I like your distinction that bipolar in of itself is not a disability, but that it can cause a disability. I was diagnosed with bipolar disorder. However, I did not become disabled until much later when it lead me to give in to my dark thoughts. I ended up hospitalized for four weeks and then was placed on long term disability from my job. I got lucky and was granted a one year leave of absence with the opportunity to return to work at the end of that year. Th only stipulation was that I had to be able to meet the minimum job requirements and be medically cleared to return to work without restrictions.
For now I feel that I am burden to my family, friends and society because I cannot work. I thought about volunteering. But, I was informed by my disability insurance company that if I can volunteer for 10 hours a week then I should be able to work 10 hours a week. Therefore, they told me if I start volunteering that my disability payments would be reduced by the amount of money I could have earned if I had worked a paying job for those hours. So for now I am forced to doing housework and yard work.

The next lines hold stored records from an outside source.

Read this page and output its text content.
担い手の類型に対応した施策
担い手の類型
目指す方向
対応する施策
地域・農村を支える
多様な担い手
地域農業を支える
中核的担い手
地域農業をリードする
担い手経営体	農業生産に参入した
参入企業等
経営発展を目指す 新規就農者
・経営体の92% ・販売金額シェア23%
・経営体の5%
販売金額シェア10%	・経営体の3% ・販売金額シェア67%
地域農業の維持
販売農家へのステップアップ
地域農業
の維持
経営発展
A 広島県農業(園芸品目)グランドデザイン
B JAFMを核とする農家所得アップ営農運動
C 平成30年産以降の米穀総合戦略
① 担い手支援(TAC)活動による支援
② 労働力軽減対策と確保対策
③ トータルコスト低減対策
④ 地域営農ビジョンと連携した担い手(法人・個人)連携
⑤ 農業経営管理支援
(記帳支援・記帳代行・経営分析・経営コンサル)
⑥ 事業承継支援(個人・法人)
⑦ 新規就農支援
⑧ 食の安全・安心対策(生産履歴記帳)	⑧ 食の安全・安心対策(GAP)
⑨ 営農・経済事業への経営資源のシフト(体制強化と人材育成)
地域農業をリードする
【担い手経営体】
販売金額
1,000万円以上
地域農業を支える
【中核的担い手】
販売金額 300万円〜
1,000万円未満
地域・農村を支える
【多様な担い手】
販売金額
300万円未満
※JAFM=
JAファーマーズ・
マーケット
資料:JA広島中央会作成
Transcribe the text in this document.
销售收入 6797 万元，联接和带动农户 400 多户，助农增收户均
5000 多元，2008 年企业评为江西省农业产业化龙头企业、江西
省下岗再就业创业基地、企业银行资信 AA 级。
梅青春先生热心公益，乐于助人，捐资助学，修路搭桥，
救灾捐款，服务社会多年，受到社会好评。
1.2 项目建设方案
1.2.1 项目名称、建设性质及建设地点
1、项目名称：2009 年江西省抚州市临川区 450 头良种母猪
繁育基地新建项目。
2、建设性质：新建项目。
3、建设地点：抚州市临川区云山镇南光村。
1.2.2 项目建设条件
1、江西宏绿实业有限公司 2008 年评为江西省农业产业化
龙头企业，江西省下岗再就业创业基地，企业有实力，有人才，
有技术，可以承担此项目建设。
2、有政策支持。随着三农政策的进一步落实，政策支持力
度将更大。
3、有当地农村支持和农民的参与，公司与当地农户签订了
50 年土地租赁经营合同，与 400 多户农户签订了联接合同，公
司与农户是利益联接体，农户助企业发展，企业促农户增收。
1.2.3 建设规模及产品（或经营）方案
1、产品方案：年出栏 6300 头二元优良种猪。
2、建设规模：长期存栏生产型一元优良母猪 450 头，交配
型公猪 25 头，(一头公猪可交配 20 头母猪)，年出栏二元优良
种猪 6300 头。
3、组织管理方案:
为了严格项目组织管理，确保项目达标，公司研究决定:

ICIDH-2 describes disability in terms of impairment (medical), Activity limitations (used to be called "Disability") and Participation (social role, used to be called "Handicap".
Bipolar disorder may cause disability, but it is not necessarily a disability, if you have it managed in such a way as you can do any activity you like.
Mostly in this article you are addressing participation aspects of the illness, an extremely important consideration.
More info on World Health Organisation website.
Loved the article, as usual.
Thank you for such an important piece. I am so unreliable that going outside the home isn't practical. But I follow sick children on FB and pray for them. It seems they appreciate having followers. Their courage nd that of their families is amazing. Nd I feel like I am contributing.